OUTSTANDING resource. Thank you so much. I learned a lot and the knowledge gave me some comfort. I’m in a non-Traditional marriage and I (the Dad) stayed home and raised our SIX kids while my wife wanted her career and didn’t want to raise kids. Now she wants a divorce and doesn’t want to give me anything because of my gender. She wants the marriage to be considered a “Traditional” one. And I’m 60 years old but I started working.
Hi Dale, this is Sam, the article’s author. Thanks for the kind words – it’s always nice to get a pat on the back.
If I bought the house in ’99, and have paid every payment and bill related to it before meeting her as well as during/throughout out relationship to the present day (and it is all only in my name), is that what you mean by separate property?
Hi David, Washington’s rules of professional conduct prevent us from offering you legal advice in which we help you apply the law to your specific facts. We’d need to perform a client intake and check for conflicts of interest before offering legal advice of that type. We can, however, write articles or clarify topics generally, and we can point you to other resources. You might try reading our article on community property in Washington.
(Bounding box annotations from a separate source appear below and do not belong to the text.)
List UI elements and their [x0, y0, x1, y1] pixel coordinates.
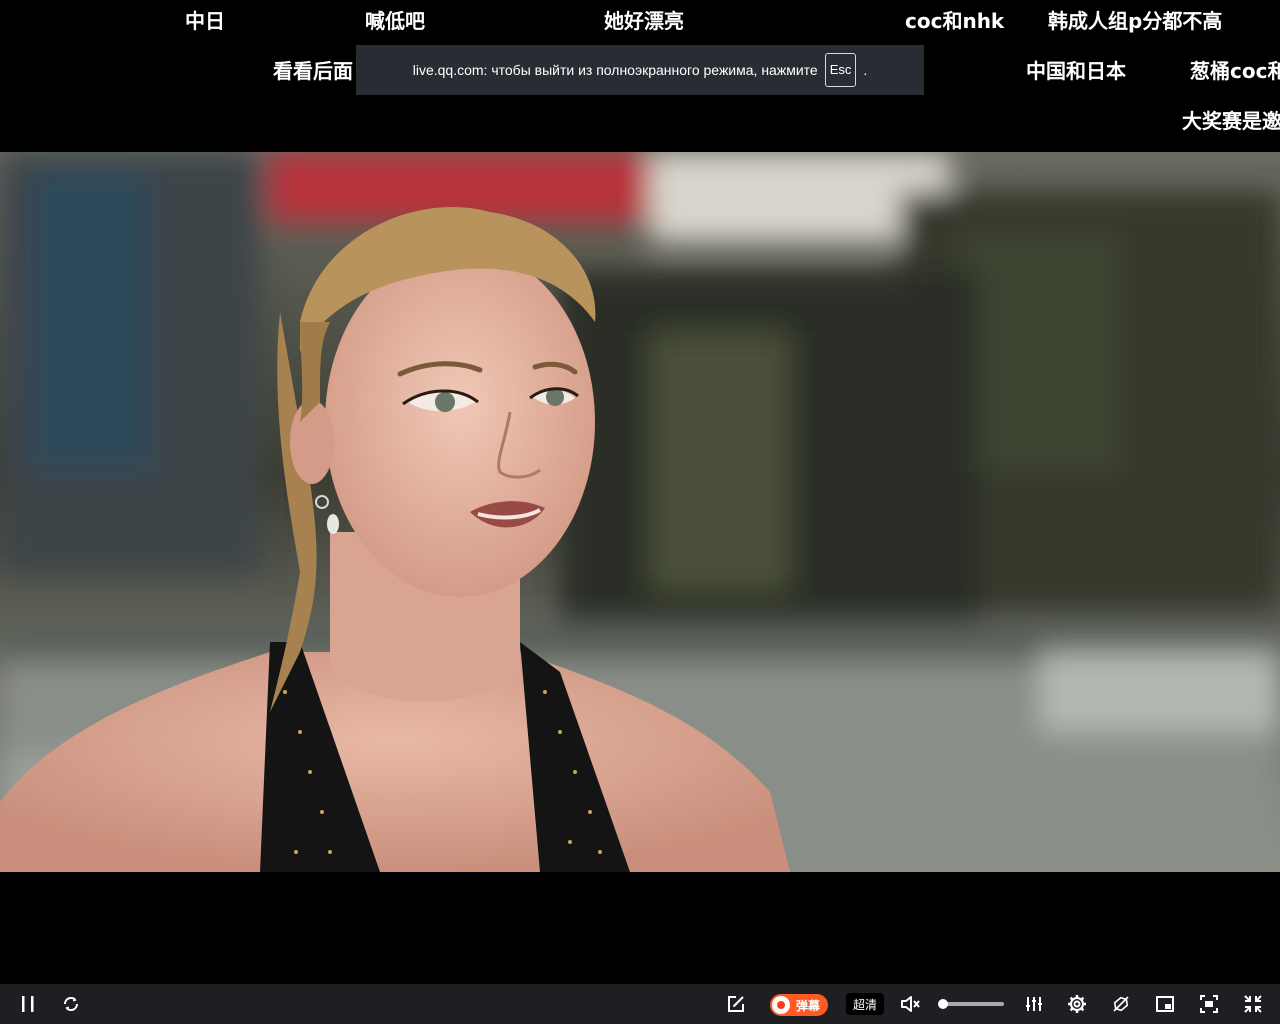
danmaku-comment: 韩成人组p分都不高 [1048, 9, 1223, 33]
picture-in-picture-icon [1156, 996, 1174, 1012]
danmaku-comment: 她好漂亮 [604, 9, 684, 33]
esc-key-hint: Esc [824, 53, 857, 87]
mute-button[interactable] [898, 992, 922, 1016]
block-icon [1113, 996, 1129, 1012]
video-image [0, 152, 1280, 872]
danmaku-toggle[interactable]: 弹幕 [770, 994, 828, 1016]
block-button[interactable] [1109, 992, 1133, 1016]
quality-selector[interactable]: 超清 [846, 993, 884, 1015]
send-danmaku-button[interactable] [724, 992, 748, 1016]
danmaku-toggle-label: 弹幕 [796, 998, 821, 1013]
toggle-knob [772, 996, 790, 1014]
danmaku-comment: 看看后面 [273, 59, 353, 83]
danmaku-comment: 中国和日本 [1026, 59, 1126, 83]
danmaku-comment: 葱桶coc和 [1190, 59, 1280, 83]
volume-mute-icon [901, 996, 920, 1012]
audio-mixer-button[interactable] [1022, 992, 1046, 1016]
exit-fullscreen-icon [1244, 995, 1262, 1013]
danmaku-comment: 中日 [185, 9, 225, 33]
volume-thumb[interactable] [938, 999, 949, 1009]
web-fullscreen-button[interactable] [1197, 992, 1221, 1016]
web-fullscreen-icon [1200, 995, 1218, 1013]
sliders-icon [1026, 997, 1042, 1011]
fullscreen-notice-suffix: . [863, 62, 868, 78]
video-frame[interactable] [0, 152, 1280, 872]
fullscreen-notice-text: live.qq.com: чтобы выйти из полноэкранно… [412, 62, 818, 78]
fullscreen-notice: live.qq.com: чтобы выйти из полноэкранно… [356, 45, 924, 95]
danmaku-comment: 喊低吧 [365, 9, 425, 33]
gear-icon [1068, 995, 1086, 1013]
settings-button[interactable] [1065, 992, 1089, 1016]
pause-icon [22, 996, 34, 1012]
danmaku-comment: coc和nhk [905, 9, 1005, 33]
danmaku-comment: 大奖赛是邀 [1182, 109, 1280, 133]
volume-slider[interactable] [938, 999, 1004, 1009]
pause-button[interactable] [16, 992, 40, 1016]
control-bar: 弹幕 超清 [0, 984, 1280, 1024]
exit-fullscreen-button[interactable] [1241, 992, 1265, 1016]
picture-in-picture-button[interactable] [1153, 992, 1177, 1016]
edit-icon [728, 996, 744, 1012]
video-player[interactable]: 中日 喊低吧 她好漂亮 coc和nhk 韩成人组p分都不高 看看后面 中国和日本… [0, 0, 1280, 1024]
refresh-icon [63, 996, 79, 1012]
refresh-button[interactable] [59, 992, 83, 1016]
It explains how to determine whether property is separate or community in character. Hope that helps.
Thank you for such informative articles. I owned my home, paid in full, and lived in it for over 6 years before marrying and my husband moving in. We moved to another home after 19 years and when we sold the first home (after two years of renting it out), 100% of the proceeds were used to pay off the mortgage on the second home. Is the value, or current assessed value, of the first home treated as my separate property?
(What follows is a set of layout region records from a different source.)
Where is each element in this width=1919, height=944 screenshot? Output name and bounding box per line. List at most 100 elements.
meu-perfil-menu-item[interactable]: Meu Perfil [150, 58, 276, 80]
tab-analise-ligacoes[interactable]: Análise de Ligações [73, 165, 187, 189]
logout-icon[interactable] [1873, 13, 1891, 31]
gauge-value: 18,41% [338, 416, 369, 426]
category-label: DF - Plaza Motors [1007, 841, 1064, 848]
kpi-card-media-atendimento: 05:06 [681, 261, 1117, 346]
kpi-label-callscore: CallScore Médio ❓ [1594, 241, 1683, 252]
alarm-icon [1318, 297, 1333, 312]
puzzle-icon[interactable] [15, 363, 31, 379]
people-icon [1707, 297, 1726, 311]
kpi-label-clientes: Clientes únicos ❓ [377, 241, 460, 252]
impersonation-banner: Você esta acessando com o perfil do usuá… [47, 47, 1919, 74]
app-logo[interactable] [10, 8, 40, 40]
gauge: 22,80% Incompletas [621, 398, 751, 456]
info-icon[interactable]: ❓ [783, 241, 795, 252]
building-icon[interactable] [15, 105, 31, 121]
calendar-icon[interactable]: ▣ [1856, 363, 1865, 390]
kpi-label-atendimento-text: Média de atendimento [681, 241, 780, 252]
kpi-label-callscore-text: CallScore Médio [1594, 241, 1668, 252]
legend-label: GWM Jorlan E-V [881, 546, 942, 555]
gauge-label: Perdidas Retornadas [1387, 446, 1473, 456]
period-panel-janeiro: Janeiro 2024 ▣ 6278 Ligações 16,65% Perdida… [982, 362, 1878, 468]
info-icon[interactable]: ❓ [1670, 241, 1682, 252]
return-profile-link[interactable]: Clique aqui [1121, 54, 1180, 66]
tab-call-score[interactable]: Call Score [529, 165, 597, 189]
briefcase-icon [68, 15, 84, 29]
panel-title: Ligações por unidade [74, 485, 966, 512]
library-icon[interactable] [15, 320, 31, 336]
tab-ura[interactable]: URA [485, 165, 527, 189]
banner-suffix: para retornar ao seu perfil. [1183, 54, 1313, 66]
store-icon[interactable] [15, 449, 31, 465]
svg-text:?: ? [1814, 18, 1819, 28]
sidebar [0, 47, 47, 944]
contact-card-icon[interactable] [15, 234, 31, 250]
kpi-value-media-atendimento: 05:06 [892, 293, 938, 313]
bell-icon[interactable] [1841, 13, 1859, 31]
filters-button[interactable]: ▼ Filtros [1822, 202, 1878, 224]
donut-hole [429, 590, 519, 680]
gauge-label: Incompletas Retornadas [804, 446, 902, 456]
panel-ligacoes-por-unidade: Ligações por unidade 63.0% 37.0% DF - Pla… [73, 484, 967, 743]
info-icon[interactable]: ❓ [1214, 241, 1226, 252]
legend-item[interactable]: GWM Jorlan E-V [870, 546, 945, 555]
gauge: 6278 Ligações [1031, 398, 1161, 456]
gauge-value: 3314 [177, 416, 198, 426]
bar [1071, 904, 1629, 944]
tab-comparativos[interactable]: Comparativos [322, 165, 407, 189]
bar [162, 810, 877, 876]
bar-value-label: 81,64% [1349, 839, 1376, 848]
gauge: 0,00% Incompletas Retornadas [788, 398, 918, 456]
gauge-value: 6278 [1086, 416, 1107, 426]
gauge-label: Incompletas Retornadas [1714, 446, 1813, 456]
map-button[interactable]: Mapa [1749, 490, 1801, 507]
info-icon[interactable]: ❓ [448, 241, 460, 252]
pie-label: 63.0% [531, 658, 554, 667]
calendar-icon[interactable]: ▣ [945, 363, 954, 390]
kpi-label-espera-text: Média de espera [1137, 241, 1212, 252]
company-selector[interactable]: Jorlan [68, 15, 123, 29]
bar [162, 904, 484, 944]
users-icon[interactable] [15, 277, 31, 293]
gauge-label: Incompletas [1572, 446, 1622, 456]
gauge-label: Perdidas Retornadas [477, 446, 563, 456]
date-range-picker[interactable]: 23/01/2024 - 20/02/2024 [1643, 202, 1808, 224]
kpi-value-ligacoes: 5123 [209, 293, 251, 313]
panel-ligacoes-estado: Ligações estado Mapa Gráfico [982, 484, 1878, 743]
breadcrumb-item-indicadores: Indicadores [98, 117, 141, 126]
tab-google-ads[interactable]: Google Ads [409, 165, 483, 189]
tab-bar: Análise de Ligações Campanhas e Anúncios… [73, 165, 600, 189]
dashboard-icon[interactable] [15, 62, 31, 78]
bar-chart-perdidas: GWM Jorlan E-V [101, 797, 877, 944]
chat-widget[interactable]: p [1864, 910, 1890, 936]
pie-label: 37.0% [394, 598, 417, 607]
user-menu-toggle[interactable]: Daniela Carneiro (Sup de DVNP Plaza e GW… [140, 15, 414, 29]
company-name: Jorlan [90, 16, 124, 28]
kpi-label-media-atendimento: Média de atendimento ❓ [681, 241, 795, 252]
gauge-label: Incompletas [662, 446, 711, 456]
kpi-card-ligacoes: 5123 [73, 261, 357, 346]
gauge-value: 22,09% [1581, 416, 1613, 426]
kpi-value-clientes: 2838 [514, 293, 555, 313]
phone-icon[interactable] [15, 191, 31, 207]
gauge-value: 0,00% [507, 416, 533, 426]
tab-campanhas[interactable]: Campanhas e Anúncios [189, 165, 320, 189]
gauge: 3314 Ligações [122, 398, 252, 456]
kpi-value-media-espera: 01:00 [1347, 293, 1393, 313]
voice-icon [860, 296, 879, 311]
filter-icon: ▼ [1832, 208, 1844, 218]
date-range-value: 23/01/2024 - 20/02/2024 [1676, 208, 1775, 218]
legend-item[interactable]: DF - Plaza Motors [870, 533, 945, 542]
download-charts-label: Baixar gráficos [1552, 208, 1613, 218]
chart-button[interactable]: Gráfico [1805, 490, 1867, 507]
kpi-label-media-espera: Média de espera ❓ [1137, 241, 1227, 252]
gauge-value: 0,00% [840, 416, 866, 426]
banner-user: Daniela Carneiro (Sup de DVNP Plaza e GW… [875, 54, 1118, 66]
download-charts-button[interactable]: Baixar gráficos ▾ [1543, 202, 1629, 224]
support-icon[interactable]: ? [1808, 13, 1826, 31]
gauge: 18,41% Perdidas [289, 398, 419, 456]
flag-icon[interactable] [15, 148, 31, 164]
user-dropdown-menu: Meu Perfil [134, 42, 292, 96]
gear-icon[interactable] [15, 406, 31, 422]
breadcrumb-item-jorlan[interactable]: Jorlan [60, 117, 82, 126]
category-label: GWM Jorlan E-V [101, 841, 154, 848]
Hi Danielle, unfortunately the rules or professional conduct prevent me from using the comments section to advise people on how the law applies to their unique factual scenarios. I would need to perform a client intake and conflict check before doing that. But I think you can find the answer by reading our article on community property law, especially sections eleven and fifteen. Hope that helps. If our article fails to address an aspect of the law or is unclear, do not hesitate to point it out by writing another comment.
My soon to be ex moved out of our home over a year ago and stopped paying his portion of the mortgage. We had an appraisal the month he moved out and one a year and a half later(he had not contributed anything to the home for that year and a half). I am keeping the home. Is he entitled to equity from appraisal at the time he moved out or the one a year and a half after he walked away from home and mortgage?
I’m not an attorney but I have been going through a divorce for the last few years… so have some knowledge on this …. it would be from the time he moved out.
my wife changed the locks on our home now after i left the home. we are getting divorced but now after a few months she just seems to be trying to make things harder. i never voluntarily left. it was for the best mental health of us all. now she’s claiming she doesnt feel safe. i have been looking at the laws when it comes to this and it all seems to be she is wrong in changing the locks and when i brought it to her attention she just tells me “call the cops” and “ill tell them im scared” and then i will try to get a restraining order. she has no reason for one, but im afraid she will use the system to get punish me just because she doesnt get her way. i have never threatened or done anything to warrant a restraining order. i never go unannounced to the home so there has been no justification for what shes doing. its purely out of spite. what should i do?